Employees snooped on 198 patients at Island Health
June 22, 2016
VICTORIA – Island Health is notifying 198 individuals across the region after discovering their health record privacy was breached by two employees. Island Health’s investigation confirmed the employees used their access privileges to view the records of patients with whom they had no care or service relationship.
The investigation began after a routine audit was run of employee access to the Electronic Health Record. Steps were taken immediately to ensure the employees’ access to personal or confidential information was revoked and the BC Office of the Information and Privacy Commissioner (OIPC) was notified.
Island Health did not say when the audit or the breaches took place.
While the individuals affected are from a number of communities across Vancouver Island and beyond, the employees were based in Victoria. The organization said the employees no longer work for Island Health.
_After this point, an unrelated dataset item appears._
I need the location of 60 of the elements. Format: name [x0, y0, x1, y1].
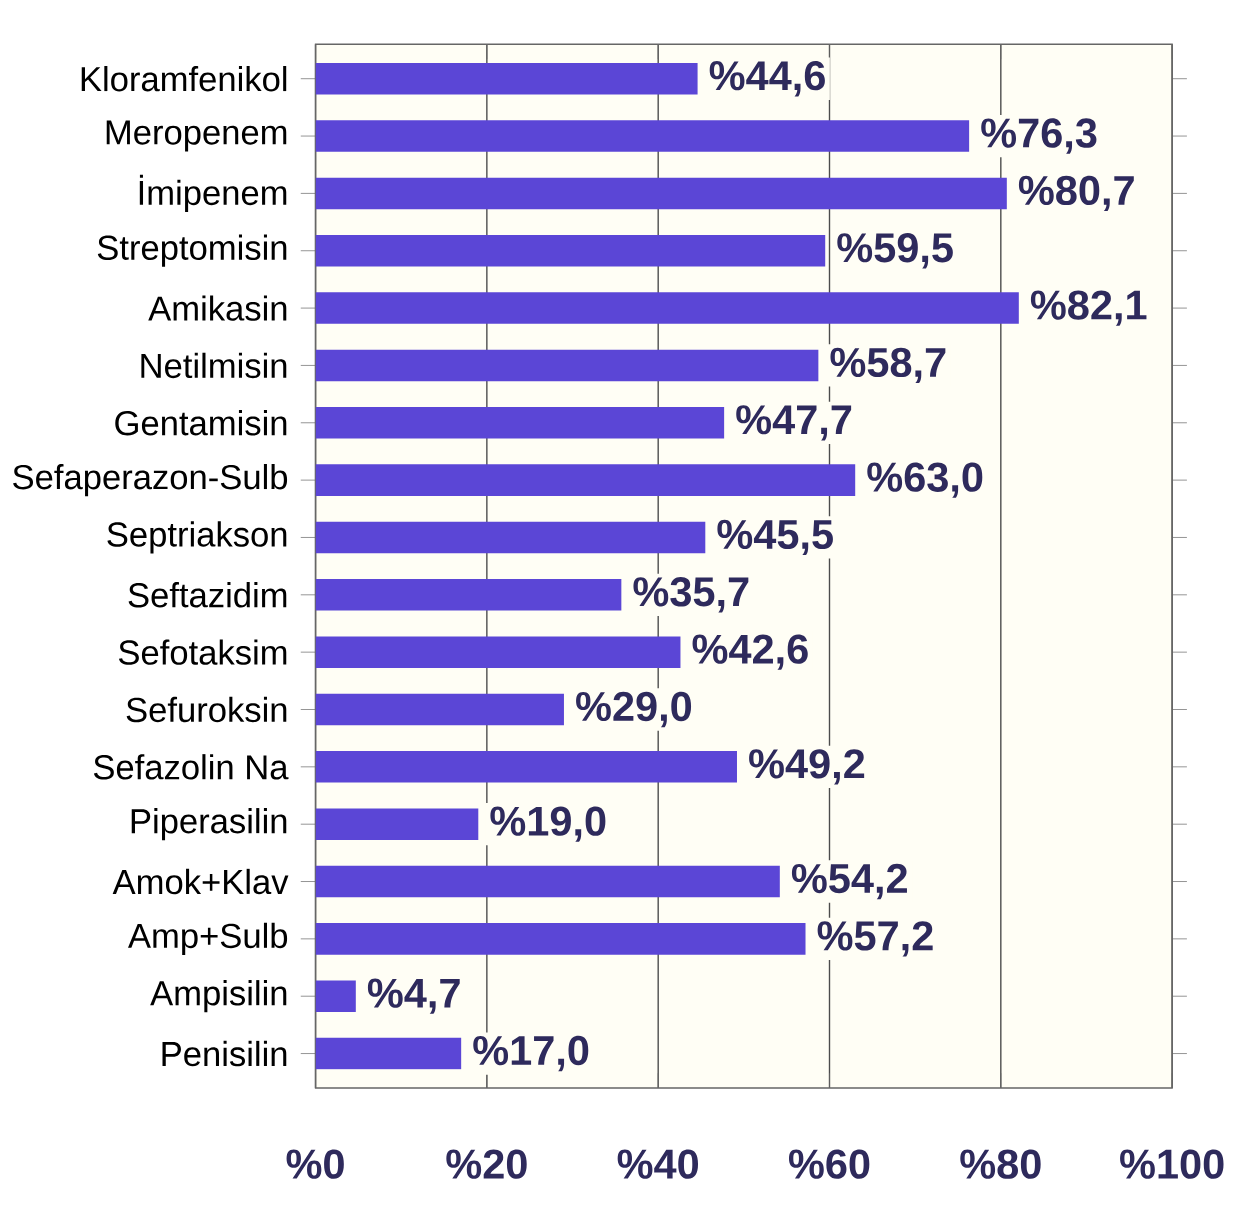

According to an Island Health release, “It is unacceptable that any employee uses his or her access privileges to view patients’ records. Such actions are contradictory to our organizational values and policies, and represent an exception to the high standard and ethical practice of staff and physicians working at Island Health.
“All Island Health employees and physicians are well-oriented to the importance of maintaining the confidentiality of sensitive information and the consequences of violating policy in this area.”
Access to patient records for reasons other than authorized work-related purposes directly contravenes Island Health’s Terms of Employment.
Island Health’s confidentiality policy further sets out specific examples of behaviours that are a breach. This includes “unauthorized reading of a patient’s chart” and “accessing information on yourself, children, family, friends or co-workers” when the employee does not need to see or know that information to do their job.
Island Health provides extensive, ongoing education and awareness for staff and physicians related to privacy. Unauthorized access to patient files is a breach of the code of conduct, is a violation of privacy and will not be tolerated.
The organization said it is assessing its practices now to mitigate any future violations.
This incident is the latest case of Island Health staff spying on confidential health documents in recent years. A long-term health professional was fired in April 2015 for looking at electronic records of 39 patients, including family, friends and co-workers.
That employee worked in central Vancouver Island and the breaches took place between January and November 2014. The person viewed files of patients in a number of communities on the Island.
An earlier case was uncovered in October 2014 in which two nurses viewed electronic files of 112 patients. Again, the patients were family, friends and co-workers. The nurses, who were fired, carried out their snooping between January 2012 and October 2014.